I fixed it by reading from dsfr.Header instead of dsfr.GetRequest().Header. Not sure why, but it seems that the rawRequest field isn't being set properly or something

[AnthonyMichaelTDM]

Update, after a decent bit of testing and tweaking things, https://github.com/AnthonyMichaelTDM/zoraxy_crowdsec_bouncer/tree/main is now functional.

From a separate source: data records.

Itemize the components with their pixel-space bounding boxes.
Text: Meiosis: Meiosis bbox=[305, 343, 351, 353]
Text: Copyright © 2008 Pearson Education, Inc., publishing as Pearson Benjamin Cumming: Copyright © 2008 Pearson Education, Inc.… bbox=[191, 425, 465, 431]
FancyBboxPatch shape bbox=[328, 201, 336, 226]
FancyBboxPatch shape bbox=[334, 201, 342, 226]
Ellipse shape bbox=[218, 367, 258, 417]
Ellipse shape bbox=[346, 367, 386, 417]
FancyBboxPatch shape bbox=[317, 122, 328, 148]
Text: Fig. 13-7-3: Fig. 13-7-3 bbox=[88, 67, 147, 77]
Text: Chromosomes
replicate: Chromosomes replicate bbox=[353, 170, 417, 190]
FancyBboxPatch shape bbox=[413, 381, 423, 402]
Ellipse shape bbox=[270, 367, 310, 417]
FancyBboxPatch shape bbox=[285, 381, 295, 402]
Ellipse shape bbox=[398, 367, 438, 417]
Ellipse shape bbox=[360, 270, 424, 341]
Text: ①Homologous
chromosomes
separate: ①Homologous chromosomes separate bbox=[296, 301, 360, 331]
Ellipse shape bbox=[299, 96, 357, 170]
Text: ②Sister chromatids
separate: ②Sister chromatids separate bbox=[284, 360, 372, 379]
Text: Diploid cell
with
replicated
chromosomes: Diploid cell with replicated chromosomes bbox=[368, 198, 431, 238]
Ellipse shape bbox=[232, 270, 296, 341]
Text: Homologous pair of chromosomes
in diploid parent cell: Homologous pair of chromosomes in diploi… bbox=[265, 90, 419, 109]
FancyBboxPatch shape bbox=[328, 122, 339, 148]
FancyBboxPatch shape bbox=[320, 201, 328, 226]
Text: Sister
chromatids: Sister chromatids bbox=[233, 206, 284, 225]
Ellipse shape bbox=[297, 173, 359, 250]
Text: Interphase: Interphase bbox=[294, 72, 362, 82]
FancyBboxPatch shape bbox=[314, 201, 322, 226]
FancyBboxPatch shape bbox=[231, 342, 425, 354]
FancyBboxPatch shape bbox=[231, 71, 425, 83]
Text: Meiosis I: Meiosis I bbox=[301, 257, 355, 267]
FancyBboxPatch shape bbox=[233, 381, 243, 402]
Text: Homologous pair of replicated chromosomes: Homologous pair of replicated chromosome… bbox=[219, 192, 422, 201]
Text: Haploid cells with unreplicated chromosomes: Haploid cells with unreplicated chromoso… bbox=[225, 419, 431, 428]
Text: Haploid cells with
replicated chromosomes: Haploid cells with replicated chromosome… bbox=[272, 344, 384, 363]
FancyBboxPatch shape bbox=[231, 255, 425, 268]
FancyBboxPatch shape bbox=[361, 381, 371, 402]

There are some caveats thought:

• It currently only supports ban decisions, no captchas
• It is a LiveBouncer, meaning it calls your local crowdsec api on every request. I do plan on changing this, but no ETA.
• Since auth provider routing happens before plugin routing, it won't be able to stop banned IPs from hitting your auth provider
  • This is a pretty big problem if you're using BasicAuth. However it might be fine if your auth service is itself proxied behind zoraxy and protected by the plugin, I haven't tested this, so I'm not sure.
• Since static capture plugins have priority over dynamic capture plugins, this won't protect endpoints that an enabled static capture plugin would control
• Since only one plugin can accept a given request, this plugin might get bypassed if another plugin would accept a given request
• It introduces latency. I haven't tested how bad it is, but something like this will inevitably introduce latency to every request made to your server.
• It is my first golang project. I trust myself, but you might not.

see: #738 (comment)

But, other than that, it is functional!